There is safety in numbers, “TWENTY SIX” I yell at my burglar.
Do I work hard? No. But do I work smart to compensate. Absolutely not.
Please don’t ask me what I’m doing this weekend without first making it clear whether or not you’re going to invite me to something that I’m going to have to make up a lie to get out of
bad
worse
worst
worchester
COVID-19: …
Alpha Variant: …
Delta Variant: …
Onomatopoeia Variant: KABLOOEY!
When getting rid of old clothes you have 2 options:
1. Donate to Goodwill
2. Dress every raccoon within a 5-mile radius
Step 1: Buy a 3D printer.
Step 2: Print a 3D printer.
Step 3: Return the 3D printer.
My daughter can get extra credit by taking a second language class, but I wish she would stop calling it “French, with benefits”.
Wow my pants are really loose today
*skips to the nearest vending machine*
I think having a highway to Hell and only a stairway to Heaven says a lot about anticipated traffic numbers.
You ever randomly hear your mom singing ‘Candy Shop’ and then die a little inside?
Make fun of my briefcase all you want but I’ve got a whole cake in here.
my gf: this guy is hitting on me, teach him a lesson
me: ok [to guy] tomatoes are technically fruits
Me: Sound the drums of war!!
My kids: *rhythmically drumming their stomachs*
*we enter the buffet*
“I’ll sleep when I’m dead” – me, before having kids
“I will murder someone for a nap”- me now
For all those men who say”Why buy the cow when you can get the milk for free?”
I say: why buy an entire pig just to get a little sausage!
I don’t want to establish dominance. I want to take a nap while someone else handles everything.
[writing Jurassic Park 2]
Writer 1: alright first things first, palaeontologists OUT
Writer 2: but it’s a dinosaur movie-
Writer 1: -bUt iTs A dInOsAuR mOviE STFU. Hairy chest mathematician IN
I started at the bottom and worked my way down.
Music FACT: Australian singer-songwriter Sia has a younger sister called Wouldntwannabia.
The gym is completely deserted. It’s normally packed on January 1st. Is it finally the year we all give up? Why didn’t someone tell me? I jogged here.
You break into a petting zoo once, to try and brush a goat’s teeth…and all of a sudden you’re banned for life.
*sighs*
[Outside liquor store]
Underage kid: Hey mister, can you buy me some beer?

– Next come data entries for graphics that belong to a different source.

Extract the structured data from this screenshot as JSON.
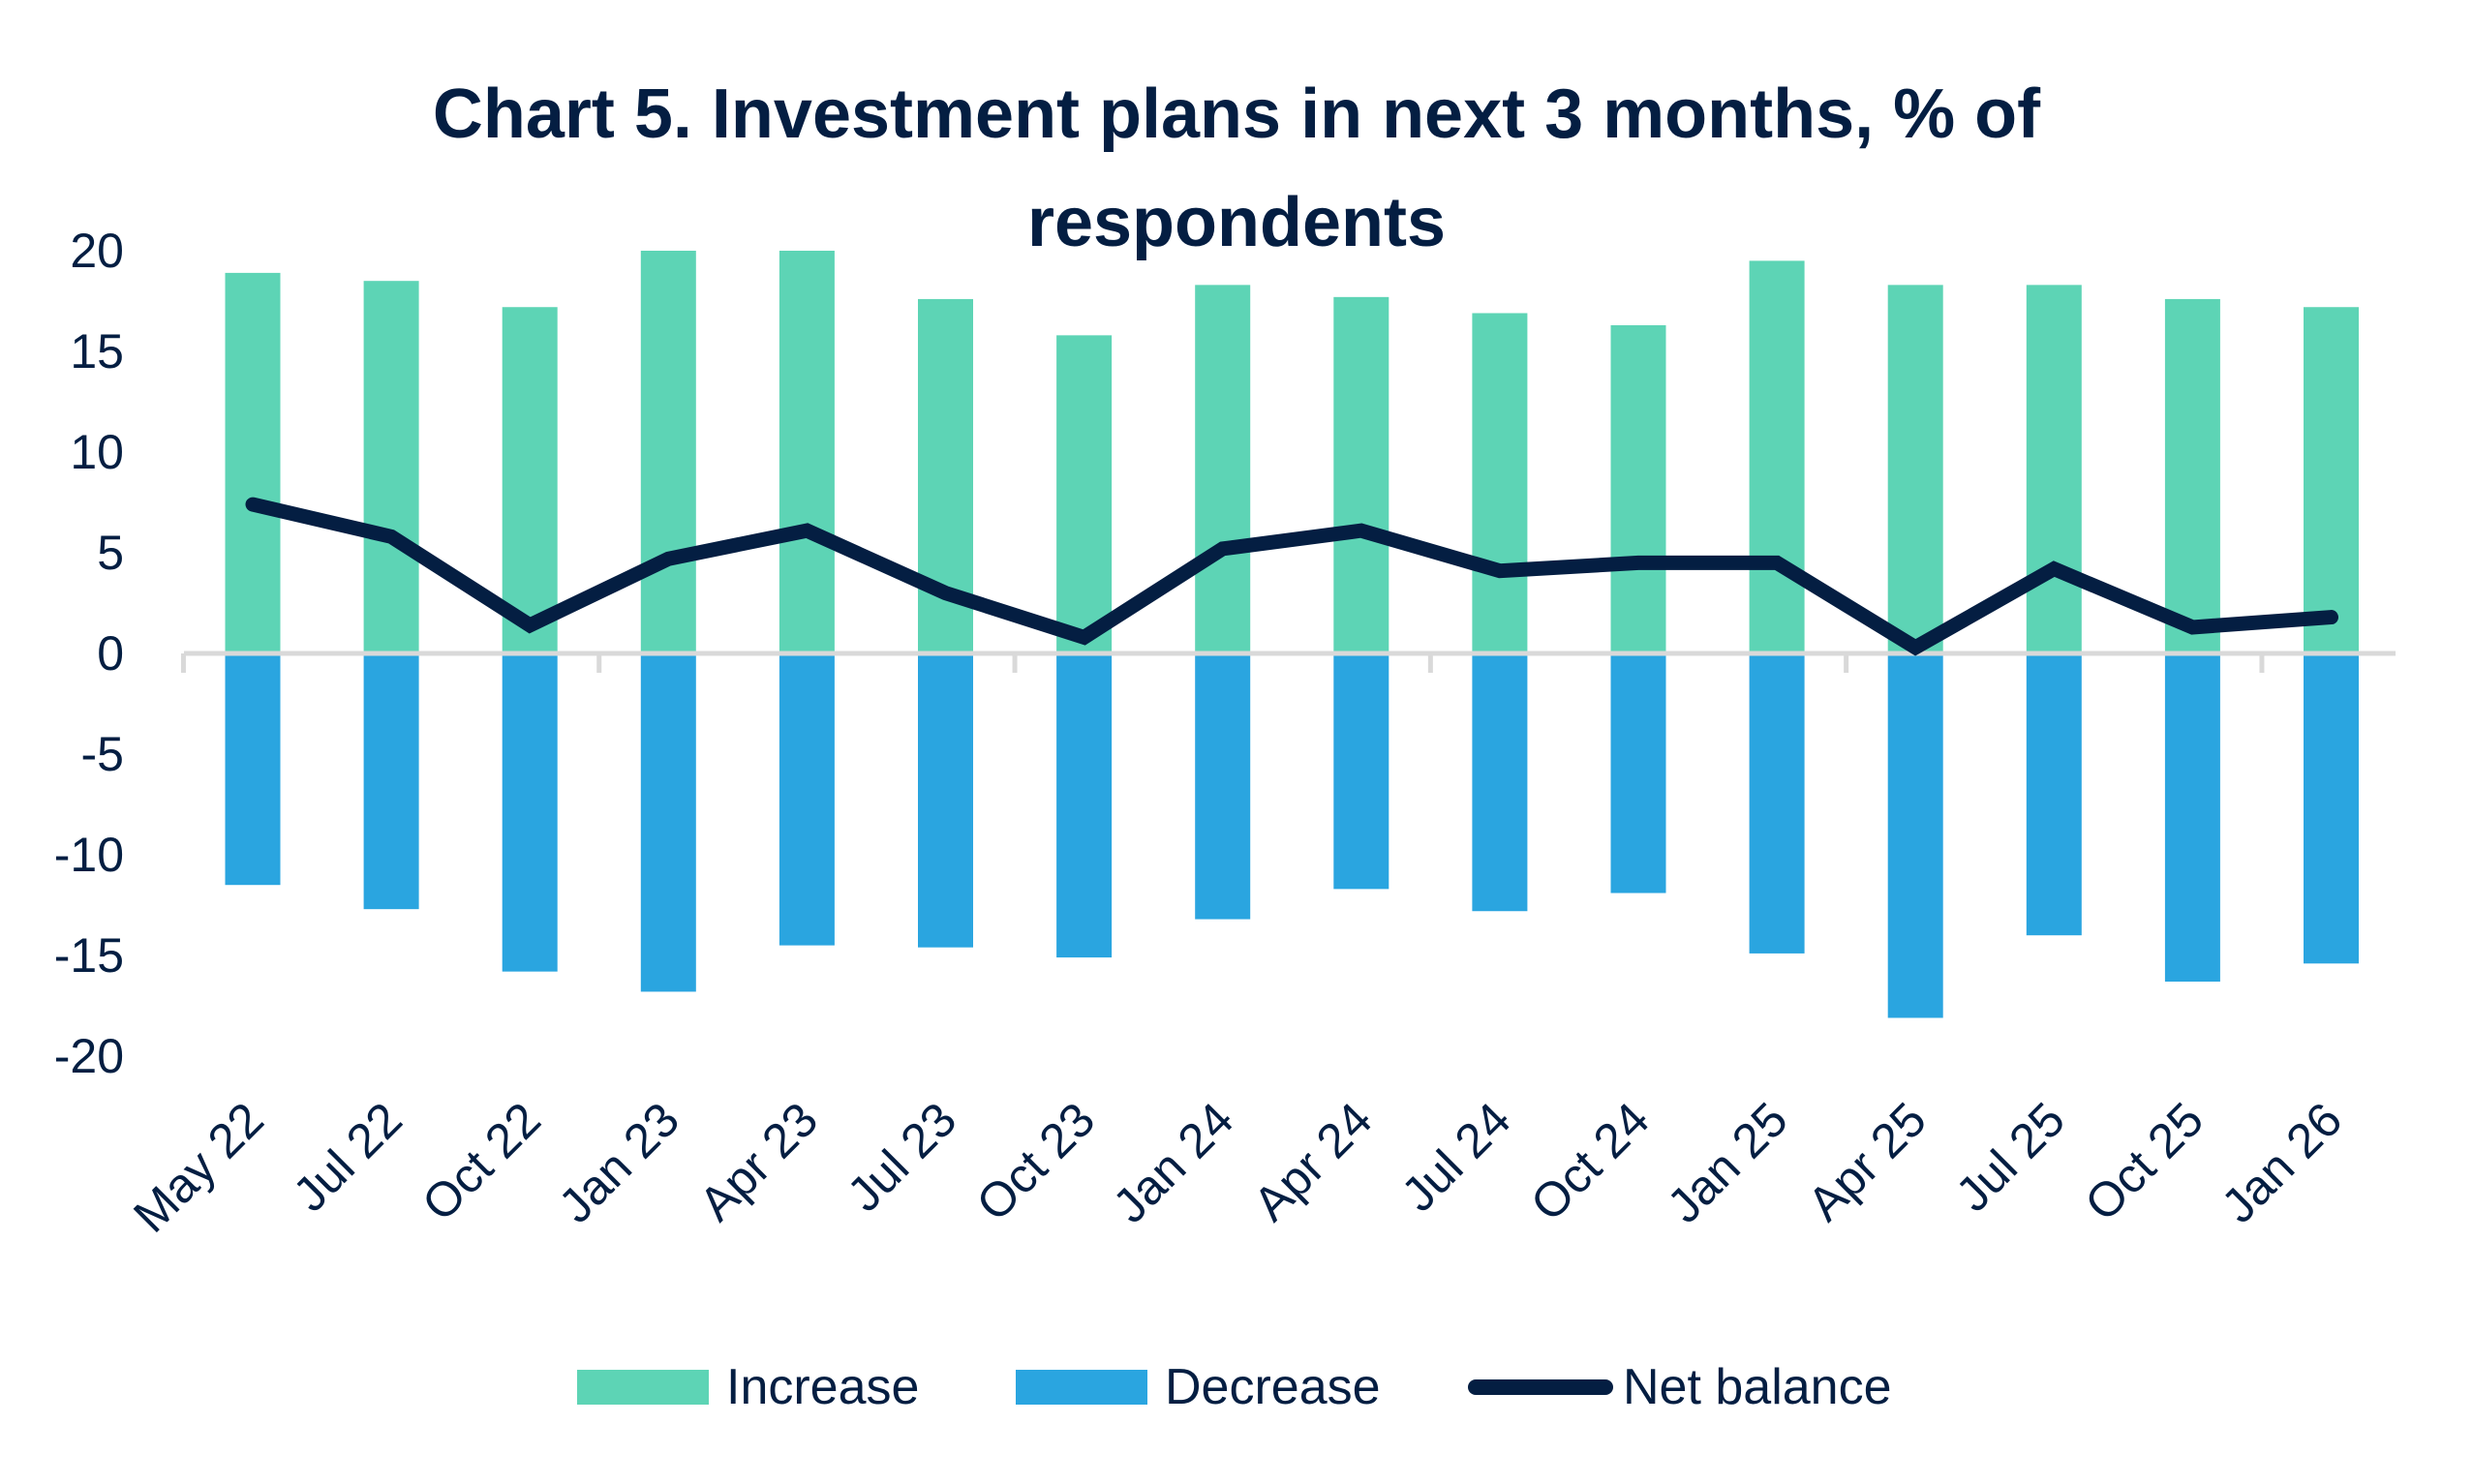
{
  "title": {
    "line1": "Chart 5. Investment plans in next 3 months, % of",
    "line2": "respondents"
  },
  "colors": {
    "increase": "#5DD4B5",
    "decrease": "#2AA5E0",
    "net_balance": "#041E42",
    "axis": "#D9D9D9",
    "text": "#041E42"
  },
  "legend": {
    "increase": "Increase",
    "decrease": "Decrease",
    "net_balance": "Net balance"
  },
  "chart_data": {
    "type": "bar",
    "title": "Chart 5. Investment plans in next 3 months, % of respondents",
    "xlabel": "",
    "ylabel": "",
    "ylim": [
      -20,
      20
    ],
    "yticks": [
      20,
      15,
      10,
      5,
      0,
      -5,
      -10,
      -15,
      -20
    ],
    "grid": false,
    "legend_position": "bottom",
    "categories": [
      "May 22",
      "Jul 22",
      "Oct 22",
      "Jan 23",
      "Apr 23",
      "Jul 23",
      "Oct 23",
      "Jan 24",
      "Apr 24",
      "Jul 24",
      "Oct 24",
      "Jan 25",
      "Apr 25",
      "Jul 25",
      "Oct 25",
      "Jan 26"
    ],
    "series": [
      {
        "name": "Increase",
        "type": "bar",
        "values": [
          18.9,
          18.5,
          17.2,
          20.0,
          20.0,
          17.6,
          15.8,
          18.3,
          17.7,
          16.9,
          16.3,
          19.5,
          18.3,
          18.3,
          17.6,
          17.2
        ]
      },
      {
        "name": "Decrease",
        "type": "bar",
        "values": [
          -11.5,
          -12.7,
          -15.8,
          -16.8,
          -14.5,
          -14.6,
          -15.1,
          -13.2,
          -11.7,
          -12.8,
          -11.9,
          -14.9,
          -18.1,
          -14.0,
          -16.3,
          -15.4
        ]
      },
      {
        "name": "Net balance",
        "type": "line",
        "values": [
          7.4,
          5.8,
          1.4,
          4.7,
          6.1,
          3.0,
          0.8,
          5.2,
          6.1,
          4.1,
          4.5,
          4.5,
          0.3,
          4.2,
          1.3,
          1.8
        ]
      }
    ]
  }
}
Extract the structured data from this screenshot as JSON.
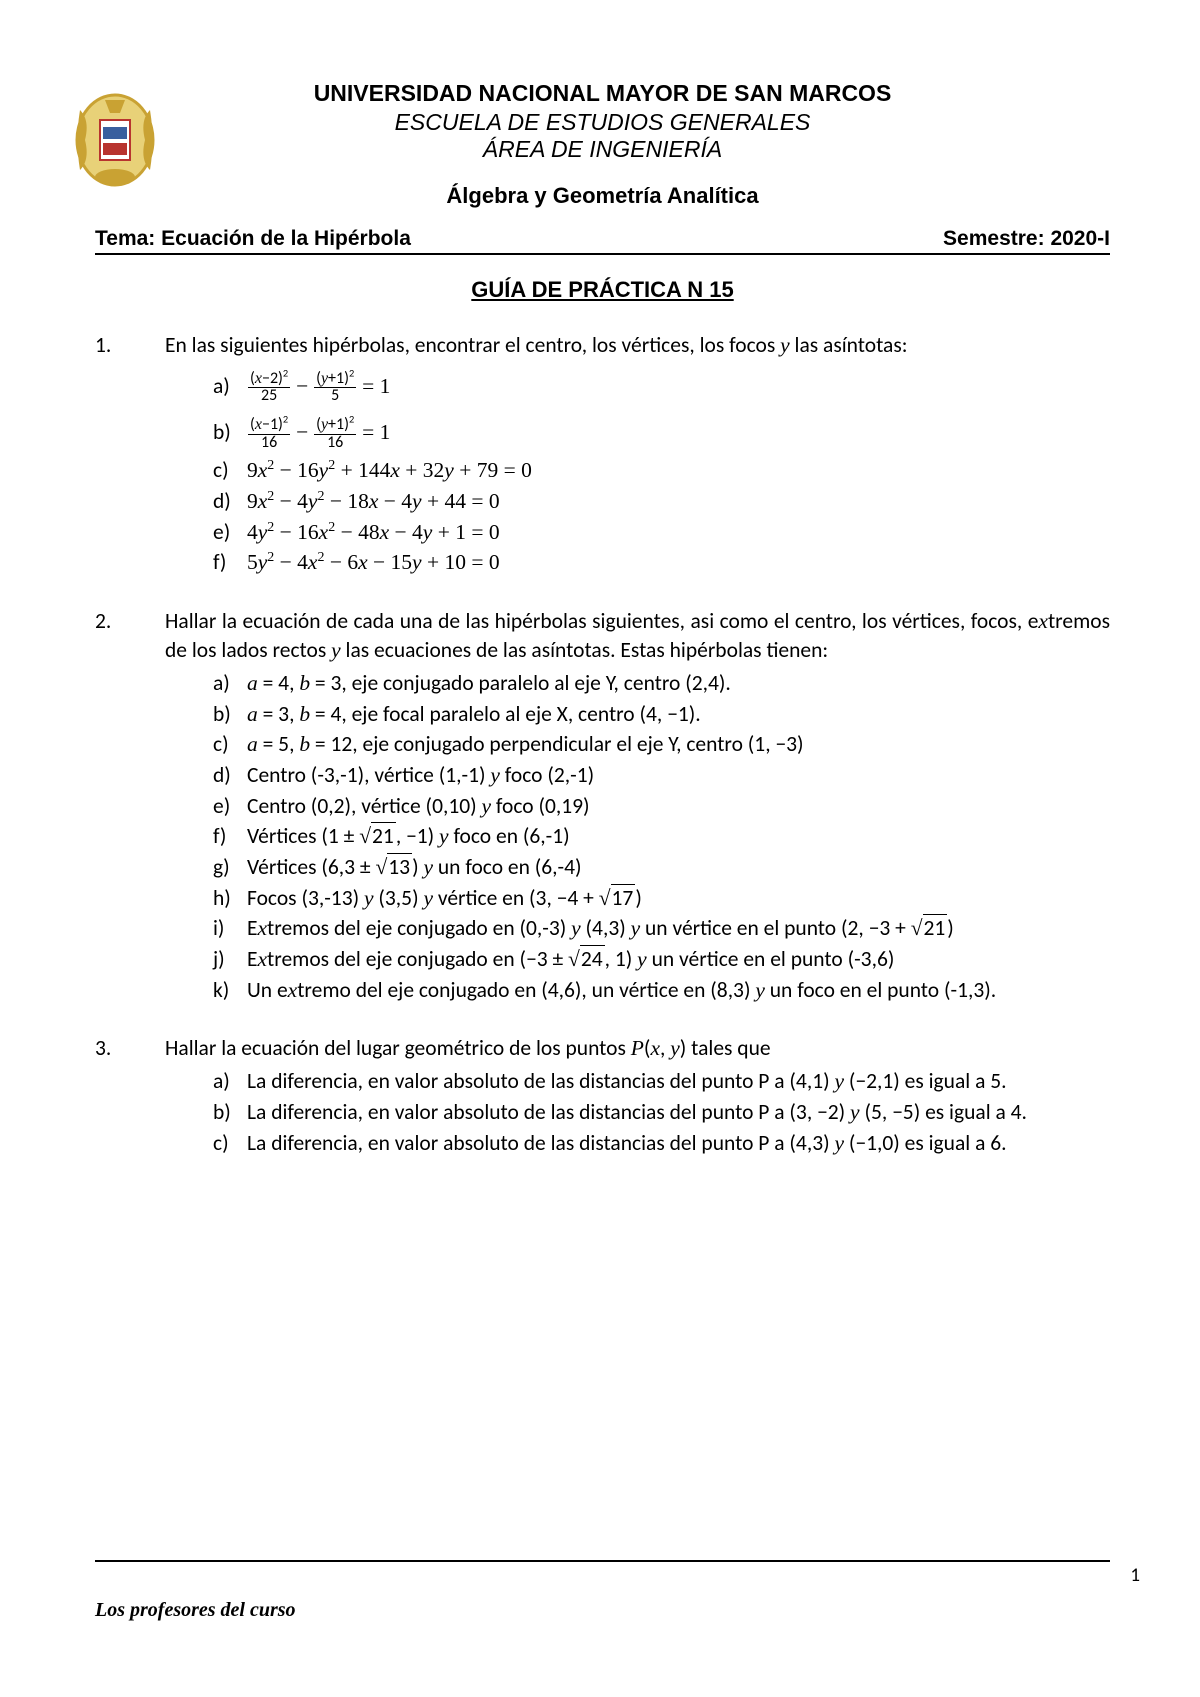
{
  "header": {
    "university": "UNIVERSIDAD NACIONAL MAYOR DE SAN MARCOS",
    "school": "ESCUELA DE ESTUDIOS GENERALES",
    "area": "ÁREA DE INGENIERÍA",
    "course": "Álgebra y Geometría Analítica",
    "topic_label": "Tema:",
    "topic": "Ecuación de la Hipérbola",
    "semester_label": "Semestre:",
    "semester": "2020-I",
    "guide_title": "GUÍA DE PRÁCTICA N 15"
  },
  "logo_colors": {
    "gold": "#c9a233",
    "red": "#b8342f",
    "blue": "#3a5f9e"
  },
  "problems": [
    {
      "num": "1.",
      "intro": "En las siguientes hipérbolas, encontrar el centro, los vértices, los focos y las asíntotas:",
      "subs": [
        {
          "l": "a)",
          "kind": "frac",
          "n1": "(x−2)²",
          "d1": "25",
          "n2": "(y+1)²",
          "d2": "5",
          "rhs": "= 1"
        },
        {
          "l": "b)",
          "kind": "frac",
          "n1": "(x−1)²",
          "d1": "16",
          "n2": "(y+1)²",
          "d2": "16",
          "rhs": "= 1"
        },
        {
          "l": "c)",
          "kind": "eq",
          "eq": "9x² − 16y² + 144x + 32y + 79 = 0"
        },
        {
          "l": "d)",
          "kind": "eq",
          "eq": "9x² − 4y² − 18x − 4y + 44 = 0"
        },
        {
          "l": "e)",
          "kind": "eq",
          "eq": "4y² − 16x² − 48x − 4y + 1 = 0"
        },
        {
          "l": "f)",
          "kind": "eq",
          "eq": "5y² − 4x² − 6x − 15y + 10 = 0"
        }
      ]
    },
    {
      "num": "2.",
      "intro": "Hallar la ecuación de cada una de las hipérbolas siguientes, asi como el centro, los vértices, focos, extremos de los lados rectos y las ecuaciones de las asíntotas. Estas hipérbolas tienen:",
      "subs": [
        {
          "l": "a)",
          "t": "𝑎 = 4, 𝑏 = 3, eje conjugado paralelo al eje Y, centro (2,4)."
        },
        {
          "l": "b)",
          "t": "𝑎 = 3, 𝑏 = 4, eje focal paralelo al eje X, centro (4, −1)."
        },
        {
          "l": "c)",
          "t": "𝑎 = 5, 𝑏 = 12, eje conjugado perpendicular el eje Y, centro (1, −3)"
        },
        {
          "l": "d)",
          "t": "Centro (-3,-1), vértice (1,-1) y foco (2,-1)"
        },
        {
          "l": "e)",
          "t": "Centro (0,2), vértice (0,10) y foco (0,19)"
        },
        {
          "l": "f)",
          "t": "Vértices (1 ± √21, −1) y foco en (6,-1)",
          "sqrt": "21",
          "pre": "Vértices (1 ± ",
          "post": ", −1) y foco en (6,-1)"
        },
        {
          "l": "g)",
          "t": "Vértices (6,3 ± √13) y un foco en (6,-4)",
          "sqrt": "13",
          "pre": "Vértices (6,3 ± ",
          "post": ") y un foco en (6,-4)"
        },
        {
          "l": "h)",
          "t": "Focos (3,-13) y (3,5) y vértice en (3, −4 + √17)",
          "sqrt": "17",
          "pre": "Focos (3,-13) y (3,5) y vértice en (3, −4 + ",
          "post": ")"
        },
        {
          "l": "i)",
          "t": "Extremos del eje conjugado en (0,-3) y (4,3) y un vértice en el punto (2, −3 + √21)",
          "sqrt": "21",
          "pre": "Extremos del eje conjugado en (0,-3) y (4,3) y un vértice en el punto (2, −3 + ",
          "post": ")",
          "bigparen": true
        },
        {
          "l": "j)",
          "t": "Extremos del eje conjugado en (−3 ± √24, 1) y un vértice en el punto (-3,6)",
          "sqrt": "24",
          "pre": "Extremos del eje conjugado en (−3 ± ",
          "post": ", 1) y un vértice en el punto (-3,6)"
        },
        {
          "l": "k)",
          "t": "Un extremo del eje conjugado en (4,6), un vértice en (8,3) y un foco en el punto (-1,3)."
        }
      ]
    },
    {
      "num": "3.",
      "intro": "Hallar la ecuación del lugar geométrico de los puntos 𝑃(𝑥, 𝑦) tales que",
      "subs": [
        {
          "l": "a)",
          "t": "La diferencia, en valor absoluto de las distancias del punto P a (4,1) y (−2,1) es igual a 5."
        },
        {
          "l": "b)",
          "t": "La diferencia, en valor absoluto de las distancias del punto P a (3, −2) y (5, −5) es igual a 4."
        },
        {
          "l": "c)",
          "t": "La diferencia, en valor absoluto de las distancias del punto P a (4,3) y (−1,0) es igual a 6."
        }
      ]
    }
  ],
  "footer": "Los profesores del curso",
  "page_number": "1"
}
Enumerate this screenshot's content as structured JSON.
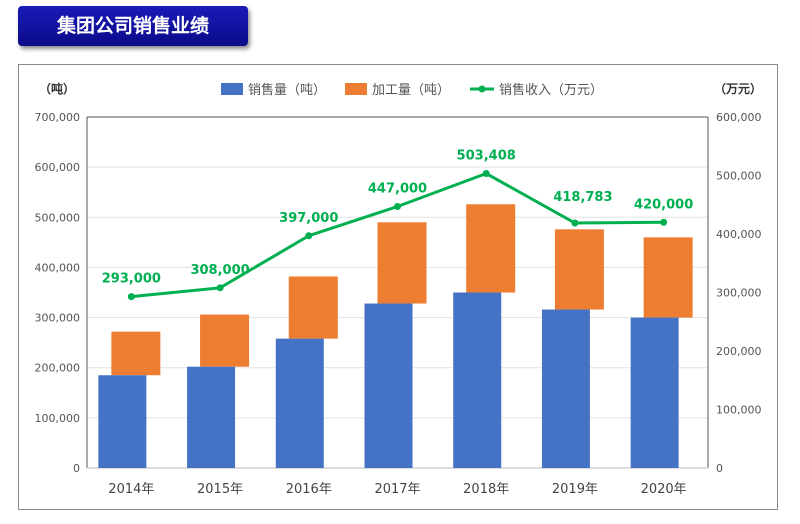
{
  "title": "集团公司销售业绩",
  "chart_data": {
    "type": "bar",
    "categories": [
      "2014年",
      "2015年",
      "2016年",
      "2017年",
      "2018年",
      "2019年",
      "2020年"
    ],
    "left_axis": {
      "label": "（吨）",
      "ylim": [
        0,
        700000
      ],
      "ticks": [
        "0",
        "100,000",
        "200,000",
        "300,000",
        "400,000",
        "500,000",
        "600,000",
        "700,000"
      ]
    },
    "right_axis": {
      "label": "（万元）",
      "ylim": [
        0,
        600000
      ],
      "ticks": [
        "0",
        "100,000",
        "200,000",
        "300,000",
        "400,000",
        "500,000",
        "600,000"
      ]
    },
    "series": [
      {
        "name": "销售量（吨）",
        "type": "bar",
        "axis": "left",
        "color": "#4472c4",
        "values": [
          185000,
          202000,
          258000,
          328000,
          350000,
          316000,
          300000
        ]
      },
      {
        "name": "加工量（吨）",
        "type": "bar",
        "axis": "left",
        "stacked_on": "销售量（吨）",
        "color": "#ed7d31",
        "values": [
          87000,
          104000,
          124000,
          162000,
          176000,
          160000,
          160000
        ]
      },
      {
        "name": "销售收入（万元）",
        "type": "line",
        "axis": "right",
        "color": "#00b050",
        "values": [
          293000,
          308000,
          397000,
          447000,
          503408,
          418783,
          420000
        ],
        "labels": [
          "293,000",
          "308,000",
          "397,000",
          "447,000",
          "503,408",
          "418,783",
          "420,000"
        ]
      }
    ],
    "grid": true,
    "legend": "top"
  }
}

Me: Sure, if you show me how stories on Instagram work I’ll buy you black tar heroin.
My family has been giving each other the same eight gift bags since 1973.
My friend and I were talking about food and he said “I’m not a big Chinese guy” and I was like “I know you’re not”
is it pronounced stephen or stefan? anyways he’s now pronounced dead, sorry about your dad kid *ruffles hair*
DOCTOR: If you don’t exercise, there’s really no point in dieting.
ME: I can’t wait to tell my wife the good news.